Of these, 7.26 million guests stayed in hotels, up from 6.56 million in 2010.
This reflects an increase in room rates as hotel occupancy stabilised at 74 per cent, said a latest report by the Department of Tourism and Commerce Marketing (DTCM), the tourism regulatory body.

Dubai’s tourism infrastructure coupled with the Arab Spring helped divert tourists traffic to Dubai.
“We have seen a 30 per cent increase in hotel rates in recent months,” Muin Serhan, general manager of the Millennium Plaza Hotel, told Gulf News.
“Of course, the Arab Spring has helped tourists to come to Dubai, and its world-class infrastructure has also helped attract visitors from the region.”
Guest nights rose 23 per cent to 32.84 million in 2011. Hotels contributed 23.26 million guest nights.
Hotel apartments experienced an increase of over two million guests, with these properties contributing 9.5 million guest nights last year against 7.5 million in 2010.
Similarly, the average length of stay stood at 3.6 days, up by 12 per cent over the previous year.
Gassan Aridi, chief executive of Alpha Tours, said, in addition to the Arab Spring, the long-term reputation of Dubai helped.
“There is a combination of factors for this growth. Dubai has a strong reputation as a leading tourism destination — that helped along with the Arab Spring,” he said.
“Besides, new tourism products and hotels have helped attract visitors, such as the Burj Khalifa and hotels in that neighbourhood.
He said room rates will stabilise. “There are a number of new hotels coming on line this year which will increase supplies.”
One of the key reasons for growth is the expansion of Emirates airline, which is the biggest supplier of hotel guests.
Emirates carries more than 34 million passengers a year, a significant number of whom stay in the hotels.

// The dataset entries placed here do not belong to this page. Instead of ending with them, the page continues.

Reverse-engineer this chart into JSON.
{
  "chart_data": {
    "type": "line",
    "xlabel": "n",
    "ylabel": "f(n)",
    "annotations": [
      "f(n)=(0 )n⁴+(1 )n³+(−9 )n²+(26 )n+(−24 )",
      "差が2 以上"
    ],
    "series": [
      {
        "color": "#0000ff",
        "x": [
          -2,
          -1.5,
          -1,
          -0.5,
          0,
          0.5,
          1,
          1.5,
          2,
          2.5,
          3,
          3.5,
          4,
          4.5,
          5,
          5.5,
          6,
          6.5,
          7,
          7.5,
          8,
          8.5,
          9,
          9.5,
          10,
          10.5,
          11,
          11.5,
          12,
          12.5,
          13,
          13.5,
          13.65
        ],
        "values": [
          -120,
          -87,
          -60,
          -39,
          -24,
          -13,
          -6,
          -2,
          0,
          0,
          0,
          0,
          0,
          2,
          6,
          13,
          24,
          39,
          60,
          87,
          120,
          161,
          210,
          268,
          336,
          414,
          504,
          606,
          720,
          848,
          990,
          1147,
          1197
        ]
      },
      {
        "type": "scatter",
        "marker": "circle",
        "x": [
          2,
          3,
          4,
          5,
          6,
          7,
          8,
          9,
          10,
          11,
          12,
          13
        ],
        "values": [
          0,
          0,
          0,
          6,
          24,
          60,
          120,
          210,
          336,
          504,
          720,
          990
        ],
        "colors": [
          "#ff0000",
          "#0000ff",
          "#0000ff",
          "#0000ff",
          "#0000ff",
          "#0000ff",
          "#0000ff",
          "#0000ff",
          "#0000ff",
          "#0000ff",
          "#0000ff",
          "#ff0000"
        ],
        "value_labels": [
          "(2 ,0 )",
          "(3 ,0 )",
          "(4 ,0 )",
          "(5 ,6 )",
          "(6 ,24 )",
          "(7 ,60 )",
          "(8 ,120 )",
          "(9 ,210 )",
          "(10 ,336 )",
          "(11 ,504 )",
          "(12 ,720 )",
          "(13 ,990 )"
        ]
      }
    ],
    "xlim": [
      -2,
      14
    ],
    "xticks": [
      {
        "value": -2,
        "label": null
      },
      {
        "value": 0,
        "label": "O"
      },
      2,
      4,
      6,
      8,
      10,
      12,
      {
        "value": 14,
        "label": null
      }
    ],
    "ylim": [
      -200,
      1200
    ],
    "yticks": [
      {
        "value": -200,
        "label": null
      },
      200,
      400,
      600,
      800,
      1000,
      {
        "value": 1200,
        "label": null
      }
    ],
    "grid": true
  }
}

However, DTCM Director General Khalid Al Bin Sulayem said: “We have been successful in boosting the number of tourists to Dubai due to our initiatives to enhance our position in established markets and tap new and emerging tourism source markets.
“The substantial gains by hotels and hotel apartments reflect, once again, the vibrancy and dynamism of the tourism industry in the emirate.”
In 2011, Saudi Arabia emerged as the top source market for Dubai’s tourism industry with 873,152 guests, followed by India with 702,142, and British tourists with 643,196.
The number of tourists from Iran reached 476,708 and the US rose to 462,653.
Industry may face headwinds
Dubai: Despite attracting more tourists from the GCC and Asian countries last year, Dubai may expect some strong headwinds in the near future, analysts said.
“The year 2011 began with a marginal rebound in the GDP of developing economies with developed economies registering gradual growth. However, towards the end of the year, most developing economies in Asia including India and China reported a decline in GDP growth and lower GDP outlook for the year ahead. We may also expect sluggish growth in US and Europe due to various economic issues that need attention in 2012,” Sheetal Kothari, Research Analyst, Business and Financial Services Practice, Frost & Sullivan, told Gulf News.
“These circumstances of the global economy would exert a downward pressure on oil prices. On the other hand, increasing unrest due to the Iran-US standoff has the potential to push oil prices upward. The interplay of these factors increases the uncertainty in the outlook for oil prices. The outlook for UAE tourism is uncertain.”